You’ll be fine, and hopefully the results will be too!
A while back, a man I worked with was going to take advantage of a local program that was offering free prostate cancer screenings for men over 50, which involved a blood draw and a digital rectal exam (i.e. the doctor is going to stick a finger up your butt :p). We joked that he was going to have a Man-O-Gram.
If anyone runs out of things to do at 8 am Central time tomorrow, I invite you to send supportive (as it were) thoughts to my left boob. Picture it happy, healthy, frolicking in the park, floating in a swimming pool, going to the movies, being fitted for a pretty bra, and doing the fun things that boobs enjoy.
Even if it doesn’t help me, it will be fun for you, and imagining it will distract me and my boob while we’re having needles stuck in us. Thank you.
It’s over and I’m back home. It wasn’t as bad as I thought. It’s just such a grotesque posture. My arm started aching from being in a crooked position and I couldn’t move. But all in all, it was okay. The female technician did plenty of explaining, and the doctor was a peppy, cheery, informative person, too. Even the lidocaine shot was no big deal. I’ve never been a wimp about needles and don’t even mind getting an i.v. I’m still in no pain, but one of the women there said to take some ibuprofen as soon as I got home (and I just did) because it will start hurting when the local wears off.
The tech showed me the films of what they took out and the cells in question aren’t any bigger than a poppy seed! With digital imaging they can really see some serious detail. I’ll go back next week for the results. The doctor said they have everyone come in person for the results whether they’re negative or positive, that way the patients who are told to come in don’t freak out-- EVERYONE comes in.

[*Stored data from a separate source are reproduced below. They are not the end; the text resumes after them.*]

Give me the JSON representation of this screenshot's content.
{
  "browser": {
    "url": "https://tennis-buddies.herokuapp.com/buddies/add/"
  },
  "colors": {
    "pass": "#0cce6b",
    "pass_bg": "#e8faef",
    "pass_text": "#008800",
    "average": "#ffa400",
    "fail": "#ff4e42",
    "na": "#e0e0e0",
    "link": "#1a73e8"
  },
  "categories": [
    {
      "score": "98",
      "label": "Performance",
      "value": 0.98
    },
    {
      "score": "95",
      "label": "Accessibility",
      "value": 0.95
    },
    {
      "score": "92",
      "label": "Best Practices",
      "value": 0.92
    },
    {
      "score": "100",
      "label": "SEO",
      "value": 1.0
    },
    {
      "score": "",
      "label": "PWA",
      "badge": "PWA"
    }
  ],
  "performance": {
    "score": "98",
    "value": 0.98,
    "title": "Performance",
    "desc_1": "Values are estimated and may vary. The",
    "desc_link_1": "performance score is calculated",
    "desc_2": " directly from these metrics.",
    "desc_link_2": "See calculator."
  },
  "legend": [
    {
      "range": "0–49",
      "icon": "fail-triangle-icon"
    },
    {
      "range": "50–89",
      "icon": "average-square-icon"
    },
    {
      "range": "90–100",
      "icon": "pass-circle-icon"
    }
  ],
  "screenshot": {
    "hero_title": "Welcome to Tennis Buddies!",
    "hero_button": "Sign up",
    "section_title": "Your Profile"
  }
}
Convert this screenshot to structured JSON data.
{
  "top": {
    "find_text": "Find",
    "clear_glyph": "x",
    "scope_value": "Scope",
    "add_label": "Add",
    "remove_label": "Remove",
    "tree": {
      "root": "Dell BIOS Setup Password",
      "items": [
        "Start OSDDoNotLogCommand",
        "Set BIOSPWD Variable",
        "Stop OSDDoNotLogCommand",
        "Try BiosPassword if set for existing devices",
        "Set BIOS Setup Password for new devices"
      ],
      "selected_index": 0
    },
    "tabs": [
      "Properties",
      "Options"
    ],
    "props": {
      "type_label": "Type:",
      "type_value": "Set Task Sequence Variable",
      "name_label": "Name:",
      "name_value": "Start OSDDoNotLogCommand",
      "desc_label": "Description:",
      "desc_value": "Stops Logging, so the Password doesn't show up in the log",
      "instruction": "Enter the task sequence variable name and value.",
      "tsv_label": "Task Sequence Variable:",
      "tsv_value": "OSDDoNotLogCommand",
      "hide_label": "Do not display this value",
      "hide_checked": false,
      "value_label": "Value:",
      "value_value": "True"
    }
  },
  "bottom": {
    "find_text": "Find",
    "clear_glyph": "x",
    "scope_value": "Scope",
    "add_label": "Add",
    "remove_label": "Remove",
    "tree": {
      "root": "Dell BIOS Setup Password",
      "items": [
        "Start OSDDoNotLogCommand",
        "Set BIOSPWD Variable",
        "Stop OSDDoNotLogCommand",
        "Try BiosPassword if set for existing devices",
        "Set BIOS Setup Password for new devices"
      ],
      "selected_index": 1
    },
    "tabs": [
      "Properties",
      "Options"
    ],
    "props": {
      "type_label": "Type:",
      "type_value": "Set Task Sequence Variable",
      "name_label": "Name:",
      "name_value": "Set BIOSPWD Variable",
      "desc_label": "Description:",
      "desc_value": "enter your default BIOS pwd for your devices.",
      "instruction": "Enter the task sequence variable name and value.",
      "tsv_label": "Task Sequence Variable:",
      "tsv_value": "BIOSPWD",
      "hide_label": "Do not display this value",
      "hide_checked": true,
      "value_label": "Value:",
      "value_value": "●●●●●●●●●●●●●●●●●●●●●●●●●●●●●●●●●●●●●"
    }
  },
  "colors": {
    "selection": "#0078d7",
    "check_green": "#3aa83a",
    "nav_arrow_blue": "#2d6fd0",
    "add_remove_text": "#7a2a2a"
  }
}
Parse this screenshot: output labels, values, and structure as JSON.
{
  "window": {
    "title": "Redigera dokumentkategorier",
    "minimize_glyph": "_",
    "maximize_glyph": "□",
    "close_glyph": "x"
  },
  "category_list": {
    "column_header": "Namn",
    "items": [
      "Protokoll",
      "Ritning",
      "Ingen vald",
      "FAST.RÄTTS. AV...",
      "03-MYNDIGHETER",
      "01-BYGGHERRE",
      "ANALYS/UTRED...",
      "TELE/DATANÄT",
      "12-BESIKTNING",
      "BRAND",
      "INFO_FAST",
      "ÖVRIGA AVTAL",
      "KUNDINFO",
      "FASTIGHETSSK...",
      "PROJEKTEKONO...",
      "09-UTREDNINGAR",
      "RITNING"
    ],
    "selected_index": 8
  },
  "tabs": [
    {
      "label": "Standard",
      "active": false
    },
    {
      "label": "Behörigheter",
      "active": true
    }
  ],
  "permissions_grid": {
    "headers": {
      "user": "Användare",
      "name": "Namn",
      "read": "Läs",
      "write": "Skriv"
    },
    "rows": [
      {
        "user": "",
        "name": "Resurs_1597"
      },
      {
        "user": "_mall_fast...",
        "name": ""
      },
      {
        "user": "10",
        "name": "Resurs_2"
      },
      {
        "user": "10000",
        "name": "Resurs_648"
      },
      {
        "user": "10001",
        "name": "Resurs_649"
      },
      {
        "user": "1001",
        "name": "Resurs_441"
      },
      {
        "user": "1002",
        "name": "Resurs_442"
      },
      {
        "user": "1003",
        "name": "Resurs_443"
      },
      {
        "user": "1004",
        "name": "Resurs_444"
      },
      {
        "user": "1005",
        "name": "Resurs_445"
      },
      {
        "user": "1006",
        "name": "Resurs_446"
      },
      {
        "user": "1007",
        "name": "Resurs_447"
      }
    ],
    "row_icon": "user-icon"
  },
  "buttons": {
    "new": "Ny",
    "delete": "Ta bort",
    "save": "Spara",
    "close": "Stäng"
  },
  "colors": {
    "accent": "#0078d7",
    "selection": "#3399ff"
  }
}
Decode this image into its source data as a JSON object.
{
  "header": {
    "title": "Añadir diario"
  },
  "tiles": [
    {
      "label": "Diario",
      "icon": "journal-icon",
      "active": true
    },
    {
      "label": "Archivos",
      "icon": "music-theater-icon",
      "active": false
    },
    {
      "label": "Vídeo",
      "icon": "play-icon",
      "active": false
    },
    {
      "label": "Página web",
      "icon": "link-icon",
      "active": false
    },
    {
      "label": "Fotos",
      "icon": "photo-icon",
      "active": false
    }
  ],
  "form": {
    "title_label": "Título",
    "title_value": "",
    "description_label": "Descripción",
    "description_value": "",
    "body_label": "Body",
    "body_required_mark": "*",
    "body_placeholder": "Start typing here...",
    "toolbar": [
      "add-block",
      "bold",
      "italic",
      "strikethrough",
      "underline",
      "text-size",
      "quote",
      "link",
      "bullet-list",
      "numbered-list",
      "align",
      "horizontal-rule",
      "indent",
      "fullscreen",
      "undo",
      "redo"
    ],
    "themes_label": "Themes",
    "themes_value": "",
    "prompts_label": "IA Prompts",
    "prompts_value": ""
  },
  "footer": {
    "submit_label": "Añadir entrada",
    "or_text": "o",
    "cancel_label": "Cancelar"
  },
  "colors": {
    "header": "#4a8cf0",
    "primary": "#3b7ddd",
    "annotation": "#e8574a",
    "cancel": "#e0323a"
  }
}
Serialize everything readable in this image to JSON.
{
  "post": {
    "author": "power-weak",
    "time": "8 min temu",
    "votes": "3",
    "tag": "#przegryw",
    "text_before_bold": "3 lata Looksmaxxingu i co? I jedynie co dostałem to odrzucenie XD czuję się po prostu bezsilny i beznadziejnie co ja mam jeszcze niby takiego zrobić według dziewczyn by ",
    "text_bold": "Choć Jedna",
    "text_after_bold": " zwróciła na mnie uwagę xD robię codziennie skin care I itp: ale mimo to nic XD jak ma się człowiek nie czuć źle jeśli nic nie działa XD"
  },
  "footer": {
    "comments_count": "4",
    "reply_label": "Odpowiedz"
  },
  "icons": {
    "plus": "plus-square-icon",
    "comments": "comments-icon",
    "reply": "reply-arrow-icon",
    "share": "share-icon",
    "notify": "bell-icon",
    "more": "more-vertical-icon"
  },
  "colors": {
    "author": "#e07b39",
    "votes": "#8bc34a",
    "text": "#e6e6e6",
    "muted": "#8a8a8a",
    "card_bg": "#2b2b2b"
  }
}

No one gave me any ice pads. I’m still not feeling any pain. They said I didn’t bleed at all. I told them I’m a good clotter. Everyone is good at something-- singing, cooking, playing the piano-- I’m good at clotting.
I’m glad for the positive outcome for you from that day.
A long-term friend, dearly loved, just had one breast taken care of, and now there are “suspicious” cells in the other. One bit of good news is that she has a tremendously positive attitude going for her.
The cynical physician in me says that way the doctor also collects for an extra visit which is unneeded in the case of a negative biopsy, and skips the “bother” of a phone call to the patient.
Most small breast biopsies on a Friday will be completed ('signed out") by the pathologist on the following Monday, so unless there are additional studies or second opinions required, the referring physician’s office should be able to call the patient with results a day later (Tuesday).